April 15, 2014

Hand-Painted Easter Egg Ornaments

Many years ago a friend from Germany taught me her family tradition of hand-painting Easter egg ornaments.  My first egg was very basic but over the years have added more details to my eggs.  The sky is pretty much the limit with these eggs.  You can be as creative & imaginative or as understated as you desire.  I have several plain but sparkly eggs that were made by coating an egg painted in a single color with Mod Podge and then rolling it in glitter.  I have a 3-D egg that I hot glued tiny rosettes then hand-painted leaves.  For a couple of years I was very creative and based my artwork some of my favorite famous paintings, Van Gogh's Starry Night and Monet's Water Lilies.  I made an egg for each of my kids when they were born with their names and birth dates.  The egg pictured above was inspired by our trip to Riva del Garda, Italy.
DIY Hand-painted Easter Egg Ornaments

1. I like to gently wash my eggs first in mild soapy water to clean the exterior and allow the egg to dry.  If you have clean eggs and clean tools, you can eat the contents of the eggs after blowing them out.  Egg yolks and whites can be safely saved for 2 days in the refrigerator.

2. Next, gently but securely hold the egg in the palm of your hand and poke a small hole in the top & bottom of the egg using a straight pin.  It is helpful if you twist the pin a little rather than forcefully poking it through. Then enlarge the hole with a very small drill bit twisted by hand into the hole
or by slightly 'chipping' away around the hole.

3. Take a paperclip and unfold it.  Poke this into one of the holes and gently scramble the contents so it will come our easier.

4. Now you want to blow out the contents into a clean bowl.  I originally just blew with my mouth over the hole and the contents came out the other end.  I have also tried using an infant bulb syringe places over the top hole to 'blow' air into the egg and the contents out.  Both methods work fine.  It depends on if you are squeamish about eggs or if you have a bulb syringe. 

5. After all the contents are out, I like to run a little warm tap water into the egg, swish it around and blow it out to remove anything that might stink later.
6. Once the egg is completely dry you are ready for painting.  I use basic craft store acrylic paint and a variety of width paint brushes.  You will also need a chopstick for drying the egg.  Before you paint, very gently insert the chopstick into one end of your egg.  Set the chopstick in a tall glass to hold the egg upright during drying.  I keep the chopstick in the egg the entire time to help hold the egg and not smear the paint. 
Depending on the picture you are creating, you may need to allow the egg to dry in between colors.  For instance in the egg pictured below, I painted the background, allowed the paint to dry then added the butterflies.
7. After the paint is dry you can add a ribbon at the top for hanging.  I have done this several ways.  You can use hot glue to attach a length of ribbon.  I have added pearl top pins or tiny rosettes over the ribbon, also using hot glue.  This is especially useful if you have a large hole to cover.  Oops!  The last way, is to run a length of thin silk ribbon through the egg with a long needle, knotting it at the top and bottom.

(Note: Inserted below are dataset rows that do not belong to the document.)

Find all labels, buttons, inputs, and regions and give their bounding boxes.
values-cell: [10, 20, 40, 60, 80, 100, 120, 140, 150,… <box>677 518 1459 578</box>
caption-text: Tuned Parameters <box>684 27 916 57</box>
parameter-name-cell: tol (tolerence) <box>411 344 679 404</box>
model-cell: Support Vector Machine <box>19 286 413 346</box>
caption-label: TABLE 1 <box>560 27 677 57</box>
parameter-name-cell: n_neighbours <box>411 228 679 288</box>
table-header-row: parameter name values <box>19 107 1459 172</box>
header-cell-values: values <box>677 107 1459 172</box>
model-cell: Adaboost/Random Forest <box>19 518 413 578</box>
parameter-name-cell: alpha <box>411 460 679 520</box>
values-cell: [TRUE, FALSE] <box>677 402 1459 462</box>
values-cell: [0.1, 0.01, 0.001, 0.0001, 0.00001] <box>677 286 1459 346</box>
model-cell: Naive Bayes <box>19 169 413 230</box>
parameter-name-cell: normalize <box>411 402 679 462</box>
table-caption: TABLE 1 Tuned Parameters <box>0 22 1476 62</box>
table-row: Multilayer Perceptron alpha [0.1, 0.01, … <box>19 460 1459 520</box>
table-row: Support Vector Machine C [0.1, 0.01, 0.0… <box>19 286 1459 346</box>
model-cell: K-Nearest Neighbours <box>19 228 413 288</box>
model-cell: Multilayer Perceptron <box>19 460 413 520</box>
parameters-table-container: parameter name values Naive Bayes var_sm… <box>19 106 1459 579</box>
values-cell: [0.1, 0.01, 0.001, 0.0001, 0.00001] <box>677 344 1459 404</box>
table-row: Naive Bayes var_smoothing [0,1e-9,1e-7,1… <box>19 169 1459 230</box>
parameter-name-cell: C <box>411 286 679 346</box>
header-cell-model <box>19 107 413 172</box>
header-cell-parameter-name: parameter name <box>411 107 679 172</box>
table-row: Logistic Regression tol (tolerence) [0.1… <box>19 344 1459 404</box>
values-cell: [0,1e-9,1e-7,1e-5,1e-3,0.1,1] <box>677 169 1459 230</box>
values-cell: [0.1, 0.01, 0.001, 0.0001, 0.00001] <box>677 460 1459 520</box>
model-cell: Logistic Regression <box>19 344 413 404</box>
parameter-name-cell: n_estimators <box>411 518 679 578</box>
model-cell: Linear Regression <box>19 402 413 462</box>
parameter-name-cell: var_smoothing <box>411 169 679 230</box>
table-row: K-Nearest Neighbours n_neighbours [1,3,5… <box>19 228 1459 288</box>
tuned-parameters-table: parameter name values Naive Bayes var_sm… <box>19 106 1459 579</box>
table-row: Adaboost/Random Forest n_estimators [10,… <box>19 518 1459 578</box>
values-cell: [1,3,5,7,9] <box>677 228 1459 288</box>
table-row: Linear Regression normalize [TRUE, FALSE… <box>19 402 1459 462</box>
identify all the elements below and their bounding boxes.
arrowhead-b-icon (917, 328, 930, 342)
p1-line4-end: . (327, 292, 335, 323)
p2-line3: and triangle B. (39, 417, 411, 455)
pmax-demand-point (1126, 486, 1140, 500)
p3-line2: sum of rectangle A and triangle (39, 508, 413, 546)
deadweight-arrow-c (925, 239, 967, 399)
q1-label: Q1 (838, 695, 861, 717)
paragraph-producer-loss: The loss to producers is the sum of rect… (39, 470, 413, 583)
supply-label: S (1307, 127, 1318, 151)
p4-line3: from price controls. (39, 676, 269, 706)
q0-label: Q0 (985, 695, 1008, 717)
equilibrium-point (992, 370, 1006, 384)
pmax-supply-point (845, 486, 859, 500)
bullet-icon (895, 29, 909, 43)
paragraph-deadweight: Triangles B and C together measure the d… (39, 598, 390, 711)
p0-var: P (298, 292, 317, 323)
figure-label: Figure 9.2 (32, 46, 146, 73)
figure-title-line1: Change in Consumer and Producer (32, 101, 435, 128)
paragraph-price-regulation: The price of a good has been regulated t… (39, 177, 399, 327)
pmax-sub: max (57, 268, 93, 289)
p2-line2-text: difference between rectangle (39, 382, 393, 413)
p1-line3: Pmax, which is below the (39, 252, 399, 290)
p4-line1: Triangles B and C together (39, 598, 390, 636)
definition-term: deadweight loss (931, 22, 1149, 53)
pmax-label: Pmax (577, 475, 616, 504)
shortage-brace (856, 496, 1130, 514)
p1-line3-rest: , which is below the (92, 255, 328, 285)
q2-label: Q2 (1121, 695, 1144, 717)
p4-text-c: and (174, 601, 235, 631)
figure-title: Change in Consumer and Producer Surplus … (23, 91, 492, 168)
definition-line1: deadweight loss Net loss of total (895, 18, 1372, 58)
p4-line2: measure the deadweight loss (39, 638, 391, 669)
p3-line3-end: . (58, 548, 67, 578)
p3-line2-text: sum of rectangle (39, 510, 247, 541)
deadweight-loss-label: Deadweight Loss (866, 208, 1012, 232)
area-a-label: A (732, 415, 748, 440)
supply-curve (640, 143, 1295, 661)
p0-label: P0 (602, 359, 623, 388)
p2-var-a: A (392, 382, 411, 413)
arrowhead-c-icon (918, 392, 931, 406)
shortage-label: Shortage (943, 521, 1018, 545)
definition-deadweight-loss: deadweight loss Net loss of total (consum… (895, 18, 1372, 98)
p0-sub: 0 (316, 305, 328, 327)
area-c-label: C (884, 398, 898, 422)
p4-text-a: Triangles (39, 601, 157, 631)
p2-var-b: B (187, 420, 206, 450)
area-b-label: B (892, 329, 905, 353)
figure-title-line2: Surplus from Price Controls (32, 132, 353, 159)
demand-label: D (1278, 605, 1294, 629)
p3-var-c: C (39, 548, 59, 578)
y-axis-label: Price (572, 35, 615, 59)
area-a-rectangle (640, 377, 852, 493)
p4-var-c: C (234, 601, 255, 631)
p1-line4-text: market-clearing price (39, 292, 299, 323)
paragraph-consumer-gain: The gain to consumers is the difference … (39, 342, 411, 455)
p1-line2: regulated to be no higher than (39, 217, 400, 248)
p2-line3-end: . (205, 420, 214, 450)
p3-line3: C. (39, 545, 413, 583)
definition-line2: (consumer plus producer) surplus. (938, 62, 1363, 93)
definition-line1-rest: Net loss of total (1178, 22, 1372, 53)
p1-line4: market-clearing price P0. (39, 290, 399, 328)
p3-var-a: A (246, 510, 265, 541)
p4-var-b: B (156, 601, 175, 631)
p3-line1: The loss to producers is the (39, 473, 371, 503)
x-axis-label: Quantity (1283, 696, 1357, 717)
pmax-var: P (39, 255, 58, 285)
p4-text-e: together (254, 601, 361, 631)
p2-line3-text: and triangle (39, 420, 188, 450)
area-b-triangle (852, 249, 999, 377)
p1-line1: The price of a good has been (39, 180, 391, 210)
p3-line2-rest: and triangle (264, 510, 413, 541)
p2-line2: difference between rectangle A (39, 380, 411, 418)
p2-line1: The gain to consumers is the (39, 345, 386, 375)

The best way to store the eggs is in an egg carton, Styrofoam or paperboard.  The lids on mine don't close because of the pins on the top of some of my eggs, so I use a rubber band to secure the lid down.  Even with these precautions, I have broken two eggs;  two of my favorites, Starry Night & my daughter's birthday egg.  I haven't gotten around to replacing them yet.  Maybe this is the year!  A friend also gave me an extra large duck egg (it was abandoned) that was beautiful just by itself.  Keep in mind how you will store the extra large eggs if you choose this route.
I couldn't resist these adorable hand-carved wooden bunnies from the market in Garmisch, Germany on our last trip.  They make the perfect accent to my Easter Egg tree.  I usually display the eggs on a couple of bare branches that I stick in a mason jar filled with interesting pebbles.  I tie a pretty pastel ribbon around the top of the jar and Voila!